On 29 October 2025, Indonesia quietly but decisively reshaped its tourism governance framework.
With the enactment of Law No. 18 of 2025, the Third Amendment to Law No. 10 of 2009 on Tourism officially came into force.
While it has received limited mainstream attention, this amendment carries significant implications for how tourism is developed, regulated, and financed — particularly in destinations like Bali, where regulatory enforcement and sustainability pressures are intensifying.
At its core, this amendment reflects one clear direction: tourism in Indonesia is moving toward a data-driven, ecosystem-based, and sustainability-oriented model.
Below is what investors, tourism operators, and destination managers need to understand.
1. Tourism Is Now Officially “Ecosystem-Based”
For the first time, Indonesian tourism law mandates that tourism development must be built around tourism ecosystems, not isolated projects.
The law introduces 12 ecosystem elements, covering areas such as:
- Strengthening the tourism industry
- Culture-based tourism
- Digital integration
- Sustainable destination management
- Human resource development
This is not symbolic language. Government planning, budgeting, and policy decisions must now be grounded in research, data analysis, and policy studies, provided by stakeholders such as universities, local governments, and tourism institutions.
Why this matters:
Ad-hoc development, short-term licensing strategies, and speculative tourism models are increasingly out of alignment with national policy. Projects that cannot demonstrate ecosystem alignment will face greater scrutiny — especially at the provincial and regency levels.
2. A National Tourism Data System Is Coming
The amendment also mandates the creation of an integrated national tourism data and information system. This system will track:
- Tourism destinations and attractions
- Strategic tourism areas
- Types of tourism activities
- Tourism businesses and human resources
- Visitor statistics and tourist behavior
For investors and operators, this signals tighter coordination between ministries, regions, and enforcement bodies. Over time, it will become much harder to operate outside formal licensing, zoning, and reporting structures.

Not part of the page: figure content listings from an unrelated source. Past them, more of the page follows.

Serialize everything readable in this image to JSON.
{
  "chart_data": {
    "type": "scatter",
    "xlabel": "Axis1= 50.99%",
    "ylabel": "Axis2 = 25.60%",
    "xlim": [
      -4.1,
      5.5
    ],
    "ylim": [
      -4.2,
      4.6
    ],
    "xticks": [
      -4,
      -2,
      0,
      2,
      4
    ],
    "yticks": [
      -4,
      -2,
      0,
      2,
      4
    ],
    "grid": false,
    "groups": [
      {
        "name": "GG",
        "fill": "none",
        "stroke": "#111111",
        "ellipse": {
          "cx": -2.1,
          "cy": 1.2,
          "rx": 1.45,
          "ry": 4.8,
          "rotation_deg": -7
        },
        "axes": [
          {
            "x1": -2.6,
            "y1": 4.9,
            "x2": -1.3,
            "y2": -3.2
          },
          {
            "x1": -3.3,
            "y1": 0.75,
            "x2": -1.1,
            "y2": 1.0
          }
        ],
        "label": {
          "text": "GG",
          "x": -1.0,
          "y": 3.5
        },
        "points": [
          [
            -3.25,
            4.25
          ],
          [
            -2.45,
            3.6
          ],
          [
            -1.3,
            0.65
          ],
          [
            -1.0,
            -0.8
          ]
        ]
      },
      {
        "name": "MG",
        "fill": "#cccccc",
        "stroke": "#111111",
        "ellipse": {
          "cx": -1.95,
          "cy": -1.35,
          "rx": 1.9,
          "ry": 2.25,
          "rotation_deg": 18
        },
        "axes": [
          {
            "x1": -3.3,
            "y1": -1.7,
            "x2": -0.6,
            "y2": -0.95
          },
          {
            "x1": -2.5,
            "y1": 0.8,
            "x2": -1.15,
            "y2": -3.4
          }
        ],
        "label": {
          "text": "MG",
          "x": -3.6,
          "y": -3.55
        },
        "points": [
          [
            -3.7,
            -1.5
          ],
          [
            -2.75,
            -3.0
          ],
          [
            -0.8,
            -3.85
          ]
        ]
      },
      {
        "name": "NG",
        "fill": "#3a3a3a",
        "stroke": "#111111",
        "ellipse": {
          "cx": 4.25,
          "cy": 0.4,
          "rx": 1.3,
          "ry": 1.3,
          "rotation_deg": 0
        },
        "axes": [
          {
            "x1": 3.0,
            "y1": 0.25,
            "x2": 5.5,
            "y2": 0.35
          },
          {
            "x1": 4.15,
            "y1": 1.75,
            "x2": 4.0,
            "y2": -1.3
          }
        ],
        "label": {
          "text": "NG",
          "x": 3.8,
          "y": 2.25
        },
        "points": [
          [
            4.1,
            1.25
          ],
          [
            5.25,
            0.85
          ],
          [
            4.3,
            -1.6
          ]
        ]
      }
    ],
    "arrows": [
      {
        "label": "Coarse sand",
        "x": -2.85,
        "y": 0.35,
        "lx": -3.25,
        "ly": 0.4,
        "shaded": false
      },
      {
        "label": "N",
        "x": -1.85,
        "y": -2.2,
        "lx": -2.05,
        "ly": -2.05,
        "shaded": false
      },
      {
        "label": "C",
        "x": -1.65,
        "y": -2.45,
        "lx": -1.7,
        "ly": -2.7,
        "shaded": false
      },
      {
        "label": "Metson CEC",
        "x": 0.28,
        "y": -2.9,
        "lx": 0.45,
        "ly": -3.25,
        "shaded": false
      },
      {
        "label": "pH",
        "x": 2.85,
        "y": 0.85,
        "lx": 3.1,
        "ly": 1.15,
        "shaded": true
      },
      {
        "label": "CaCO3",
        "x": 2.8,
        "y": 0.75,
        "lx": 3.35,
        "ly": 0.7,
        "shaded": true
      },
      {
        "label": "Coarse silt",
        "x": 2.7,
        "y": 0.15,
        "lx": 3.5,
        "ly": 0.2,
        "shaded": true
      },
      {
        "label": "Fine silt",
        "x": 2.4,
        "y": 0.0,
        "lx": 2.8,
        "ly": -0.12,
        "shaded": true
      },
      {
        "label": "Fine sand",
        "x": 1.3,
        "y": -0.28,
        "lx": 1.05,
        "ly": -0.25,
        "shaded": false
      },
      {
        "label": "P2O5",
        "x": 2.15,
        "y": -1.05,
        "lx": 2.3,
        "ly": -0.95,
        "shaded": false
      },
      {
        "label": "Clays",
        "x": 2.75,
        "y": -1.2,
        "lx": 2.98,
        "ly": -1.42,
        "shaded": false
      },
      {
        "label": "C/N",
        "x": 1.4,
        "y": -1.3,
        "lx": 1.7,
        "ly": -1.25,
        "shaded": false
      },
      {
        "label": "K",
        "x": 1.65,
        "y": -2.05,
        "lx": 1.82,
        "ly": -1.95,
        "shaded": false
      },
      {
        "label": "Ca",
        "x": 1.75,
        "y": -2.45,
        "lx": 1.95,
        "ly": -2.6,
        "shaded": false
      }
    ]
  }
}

3. Destination Management Rules Are Tightening
The law now clearly regulates who can guide tourists in Indonesia.
Key points:
- Destination managers must use certified Indonesian tour guides
- Certified guides must collaborate with local guides
- Foreign tour guides may only operate if accompanied by certified Indonesian guides
This reflects a broader policy objective: local empowerment and protection of domestic tourism labor.
For destination owners, villa operators, resorts, and experience-based tourism businesses, this is not optional. Compliance procedures will need to be built into daily operations.
4. Rights and Obligations: More Responsibility for Businesses
While older prohibitions (such as damaging tourism sites) have been removed as standalone articles, they now reappear as explicit obligations for tourists and citizens.
More importantly for operators, tourism businesses are now required to:
- Maintain non-discriminatory services (as before)
- Implement local empowerment initiatives, including community-based programs
This aligns closely with Bali’s regional policies emphasizing community involvement, cultural preservation, and sustainability.
5. Foreign Tourist Levies Are Now Legal — Details Pending
One of the most closely watched changes is the formal legal basis for foreign tourist levies (pungutan). The law allows the government to collect levies from foreign tourists, with proceeds earmarked for:
- Tourism sector development
- Destination management and sustainability
The technical details — rates, collection mechanisms, and allocation — will be set out in a forthcoming Government Regulation.
Key takeaway:
Operators should anticipate cost implications, but also potential reinvestment into infrastructure, destination quality, and enforcement. This is not a “Bali-only” concept anymore — it is now anchored in national law.
6. Incentives Are Promised — But Still Undefined
The amendment reiterates that tourism businesses may receive:
- Fiscal incentives (tax facilities)
- Non-fiscal incentives (simplified licensing, immigration facilitation, infrastructure support)
However, as with previous versions of the law, no clear procedures or eligibility criteria are provided yet. This creates a familiar reality in Indonesia: incentives exist in principle, but proactive engagement with regulators is essential to actually access them.
7. Financing Access Has Expanded — With One Notable Omission
The law expands access to tourism financing to include:
- Medium-scale enterprises
- Cooperatives (alongside micro and small businesses)
However, the previous explicit prioritization of small-island tourism development has been removed — a subtle but notable policy shift.
What This Means in Practice
This amendment confirms what we are already seeing on the ground:
- Tourism regulation is becoming more structured and enforceable
- Data, zoning, licensing, and sustainability are now interconnected
- Informal, poorly structured, or non-compliant tourism models face growing risk
- Community integration and local empowerment are no longer optional narratives — they are legal expectations
For investors and operators in Bali and across Indonesia, this is a moment to reassess structure, licensing, and long-term positioning, not just market opportunity.
At Seven Stones Indonesia, we see this amendment as a necessary evolution. Sustainable, compliant, and community-aligned tourism is not a constraint — it is the only viable path forward.